DIE ZEIT: Am 25. März hat man uns eine Stunde weggenommen zugunsten der Sommerzeit. Ist das im Sinne des Vereins zur Verzögerung der Zeit?

Erwin Heller: Ich halte das für grotesken Unsinn. Man sollte mal kalkulieren, was diese Umstellungen kosten; wahrscheinlich ließe sich Griechenland damit sanieren. Vielleicht sollte man eine Aktion »Zeit für Griechenland« starten.

ZEIT: Sie machen immer wieder solche Aktionen. Wie muss man sich die vorstellen?

Heller: Wir hatten letzten September ein Symposium auf der Insel Frauenchiemsee. Ein kleines zauberhaftes Inselchen, das an schönen Tagen von Tausenden Leuten überrollt wird. Da ist die Hölle los. Wir haben an einer Wegkreuzung eine Stellwand aufgebaut. Darauf stand: »UNESCO – 13. Jahrestag des Fotofastens«. Den Leuten haben wir gesagt, dieser Gedenktag diene dazu, dass die Menschen Natur wieder direkt erleben und keine Hilfsmittel dazwischenschalten. Die Aufforderung sei, an diesem Tag pro Apparat nur ein Foto zu machen.

ZEIT: Wie war die Reaktion?

Heller: Viele Leute haben sofort zugestimmt, dass es eine Unsitte sei, nur noch mit einer Linse vor dem Auge durch die Welt zu rennen. Es ist ein Grapschen nach Momenten. Darin ähneln sich alle unsere Aktionen: Die Botschaft geht nicht über den Kopf, sondern nur über das Absurde.

ZEIT: Schon der Name Ihres Vereins klingt ziemlich schräg.

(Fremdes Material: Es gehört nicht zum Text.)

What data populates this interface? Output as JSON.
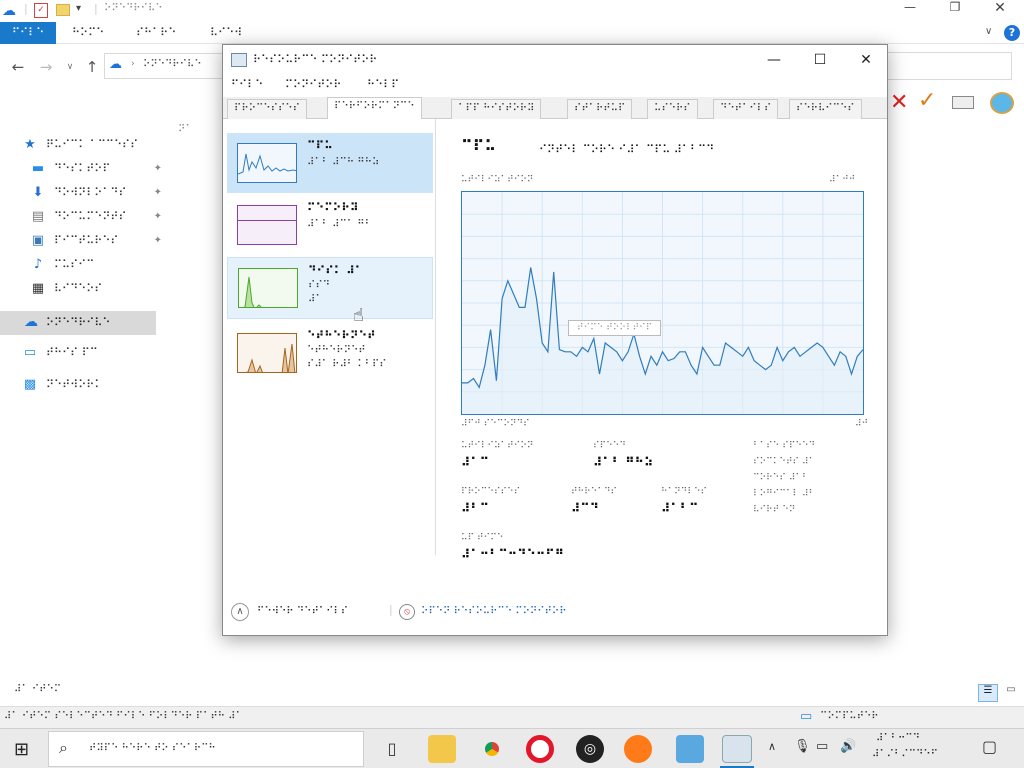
{
  "explorer": {
    "qat_title": "⠕⠝⠑⠙⠗⠊⠧⠑",
    "ribbon_tabs": [
      "⠋⠊⠇⠑",
      "⠓⠕⠍⠑",
      "⠎⠓⠁⠗⠑",
      "⠧⠊⠑⠺"
    ],
    "address_text": "⠕⠝⠑⠙⠗⠊⠧⠑",
    "column_header": "⠝⠁",
    "quick_access": "⠟⠥⠊⠉⠅ ⠁⠉⠉⠑⠎⠎",
    "nav_items": [
      {
        "label": "⠙⠑⠎⠅⠞⠕⠏",
        "icon": "desktop-icon"
      },
      {
        "label": "⠙⠕⠺⠝⠇⠕⠁⠙⠎",
        "icon": "download-icon"
      },
      {
        "label": "⠙⠕⠉⠥⠍⠑⠝⠞⠎",
        "icon": "document-icon"
      },
      {
        "label": "⠏⠊⠉⠞⠥⠗⠑⠎",
        "icon": "picture-icon"
      },
      {
        "label": "⠍⠥⠎⠊⠉",
        "icon": "music-icon"
      },
      {
        "label": "⠧⠊⠙⠑⠕⠎",
        "icon": "video-icon"
      }
    ],
    "onedrive": "⠕⠝⠑⠙⠗⠊⠧⠑",
    "this_pc": "⠞⠓⠊⠎ ⠏⠉",
    "network": "⠝⠑⠞⠺⠕⠗⠅",
    "item_count": "⠼⠁ ⠊⠞⠑⠍",
    "hint_text": "⠼⠁ ⠊⠞⠑⠍ ⠎⠑⠇⠑⠉⠞⠑⠙ ⠋⠊⠇⠑ ⠋⠕⠇⠙⠑⠗ ⠏⠁⠞⠓ ⠼⠁",
    "computer_label": "⠉⠕⠍⠏⠥⠞⠑⠗"
  },
  "rm": {
    "title": "⠗⠑⠎⠕⠥⠗⠉⠑ ⠍⠕⠝⠊⠞⠕⠗",
    "menu": [
      "⠋⠊⠇⠑",
      "⠍⠕⠝⠊⠞⠕⠗",
      "⠓⠑⠇⠏"
    ],
    "tabs": [
      "⠏⠗⠕⠉⠑⠎⠎⠑⠎",
      "⠏⠑⠗⠋⠕⠗⠍⠁⠝⠉⠑",
      "⠁⠏⠏ ⠓⠊⠎⠞⠕⠗⠽",
      "⠎⠞⠁⠗⠞⠥⠏",
      "⠥⠎⠑⠗⠎",
      "⠙⠑⠞⠁⠊⠇⠎",
      "⠎⠑⠗⠧⠊⠉⠑⠎"
    ],
    "tiles": [
      {
        "title": "⠉⠏⠥",
        "sub1": "⠼⠁⠃ ⠼⠉⠓ ⠛⠓⠵",
        "sub2": ""
      },
      {
        "title": "⠍⠑⠍⠕⠗⠽",
        "sub1": "⠼⠁⠃ ⠼⠉⠁ ⠛⠃",
        "sub2": ""
      },
      {
        "title": "⠙⠊⠎⠅ ⠼⠁",
        "sub1": "⠎⠎⠙",
        "sub2": "⠼⠁"
      },
      {
        "title": "⠑⠞⠓⠑⠗⠝⠑⠞",
        "sub1": "⠑⠞⠓⠑⠗⠝⠑⠞",
        "sub2": "⠎⠼⠁ ⠗⠼⠃ ⠅⠃⠏⠎"
      }
    ],
    "main_title": "⠉⠏⠥",
    "main_name": "⠊⠝⠞⠑⠇ ⠉⠕⠗⠑ ⠊⠼⠁ ⠉⠏⠥ ⠼⠁⠃⠉⠙",
    "axis_top_left": "⠥⠞⠊⠇⠊⠵⠁⠞⠊⠕⠝",
    "axis_top_right": "⠼⠁⠚⠚",
    "axis_bottom_left": "⠼⠋⠚ ⠎⠑⠉⠕⠝⠙⠎",
    "axis_bottom_right": "⠼⠚",
    "graph_overlay": "⠞⠊⠍⠑ ⠞⠕⠕⠇⠞⠊⠏",
    "stats": [
      {
        "label": "⠥⠞⠊⠇⠊⠵⠁⠞⠊⠕⠝",
        "value": "⠼⠁⠉"
      },
      {
        "label": "⠎⠏⠑⠑⠙",
        "value": "⠼⠁⠃ ⠛⠓⠵"
      },
      {
        "label": "⠏⠗⠕⠉⠑⠎⠎⠑⠎",
        "value": "⠼⠃⠉"
      },
      {
        "label": "⠞⠓⠗⠑⠁⠙⠎",
        "value": "⠼⠉⠙"
      },
      {
        "label": "⠓⠁⠝⠙⠇⠑⠎",
        "value": "⠼⠁⠃⠉"
      },
      {
        "label": "⠥⠏ ⠞⠊⠍⠑",
        "value": "⠼⠁⠒⠃⠉⠒⠙⠑⠒⠋⠛"
      }
    ],
    "base_speed": "⠃⠁⠎⠑ ⠎⠏⠑⠑⠙",
    "sockets": "⠎⠕⠉⠅⠑⠞⠎ ⠼⠁",
    "cores": "⠉⠕⠗⠑⠎ ⠼⠁⠃",
    "logical": "⠇⠕⠛⠊⠉⠁⠇ ⠼⠃",
    "virt": "⠧⠊⠗⠞ ⠑⠝",
    "fewer_details": "⠋⠑⠺⠑⠗ ⠙⠑⠞⠁⠊⠇⠎",
    "open_monitor": "⠕⠏⠑⠝ ⠗⠑⠎⠕⠥⠗⠉⠑ ⠍⠕⠝⠊⠞⠕⠗"
  },
  "taskbar": {
    "search_placeholder": "⠞⠽⠏⠑ ⠓⠑⠗⠑ ⠞⠕ ⠎⠑⠁⠗⠉⠓",
    "time": "⠼⠁⠃⠒⠉⠙",
    "date": "⠼⠁⠌⠃⠌⠉⠙⠑⠋"
  },
  "chart_data": {
    "type": "line",
    "ylim": [
      0,
      100
    ],
    "values": [
      14,
      14,
      16,
      12,
      22,
      38,
      15,
      52,
      60,
      54,
      48,
      48,
      66,
      52,
      32,
      28,
      64,
      29,
      28,
      28,
      26,
      30,
      28,
      34,
      18,
      32,
      30,
      28,
      24,
      28,
      36,
      26,
      18,
      26,
      22,
      28,
      24,
      25,
      28,
      28,
      22,
      18,
      30,
      26,
      22,
      22,
      32,
      30,
      28,
      26,
      30,
      24,
      22,
      20,
      22,
      30,
      24,
      28,
      30,
      26,
      28,
      30,
      32,
      30,
      26,
      22,
      28,
      26,
      18,
      26,
      29
    ]
  },
  "colors": {
    "accent": "#1979ca",
    "graph_line": "#2f7dbf",
    "graph_bg": "#f1f7fd"
  }
}
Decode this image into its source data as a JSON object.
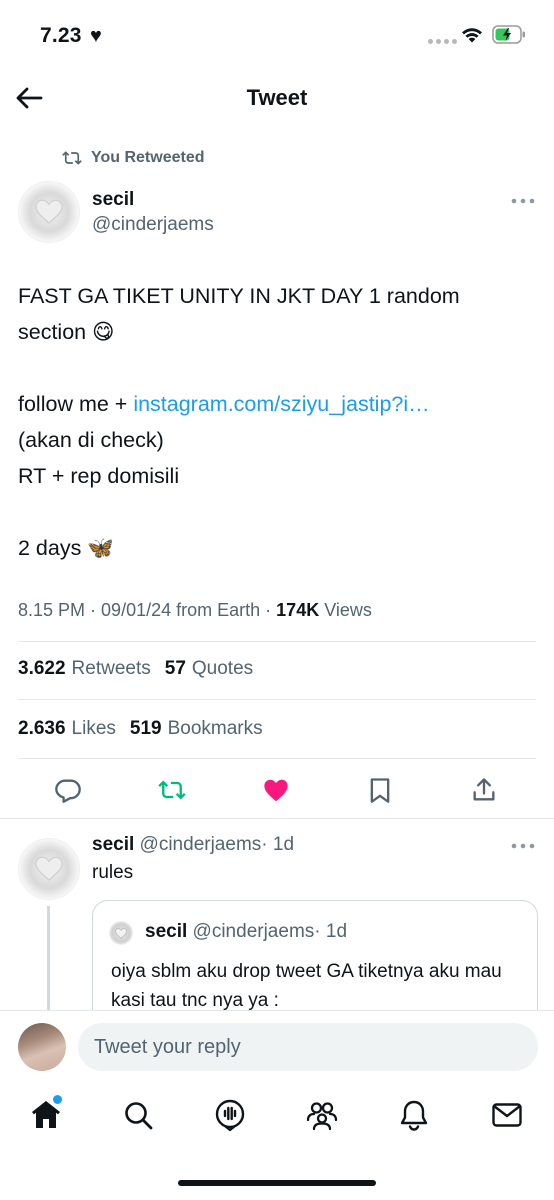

Heller: Das bringt Diskussionen in Gang. Die Leute sagen, die Zeit kann man gar nicht verlangsamen. Ich frage zurück: Aber die Zeit beschleunigen, das geht schon? Das führt meistens zu nachdenklichen Gesichtern.

ZEIT: Ihnen geht es um die »Qualität« von Zeit. Was verstehen Sie darunter?

Heller: Es gab aus der Erfahrung der Beschleunigung vieler Prozesse eine Tendenz, alles langsamer zu machen. Aber ich bin persönlich kein langsamer Mensch. Ich hatte immer ein Problem mit Langsamkeit als Wert. Sie ist genauso wenig ein Wert an sich wie Schnelligkeit. Es geht um Inhalte, nicht um Tempo.

ZEIT: Könnten Sie ein Beispiel geben?

Heller: Die Qualität des Lebens vieler Menschen wird von der Arbeit bestimmt. Die Frage ist: Ist das eine Arbeit, die dir wirklich Spaß macht, wo du dich gerne reinhängst, wo du die Möglichkeit hast, dich als Mensch zu entwickeln, dich in die Firma einzubringen?

ZEIT: Hört sich gut an. Aber wer kann sein Arbeitsleben wirklich mitgestalten? Bei wichtigen Entscheidungen in den Betrieben werden die Leute doch gar nicht gefragt.

Heller: Was wir in der Wirtschaft erleben, ist eine Wendung von innen nach außen. Man fragt nicht mehr: Wie geht es uns?, sondern schaut nur darauf, wie beschönige oder fälsche ich meinen Quartalsbericht. Die Umstellung von Strukturen findet heute immer noch in einer unsäglichen Weise statt. Umstrukturierung braucht Zeit. Die gibt es aber in so gut wie keiner Firma. Kaum heißt es, da wird nicht rentabel gearbeitet, bricht überall die Panik aus. Da geht es zu wie auf der Titanic an den Rettungsbooten. Das Problem ist, dass keiner mehr Fehler machen will. Wir müssen uns dringend von der Illusion der Perfektheit verabschieden. Es geht nicht fehlerfrei. Wenn wir uns das eingestehen, geht schon eine Menge Druck weg.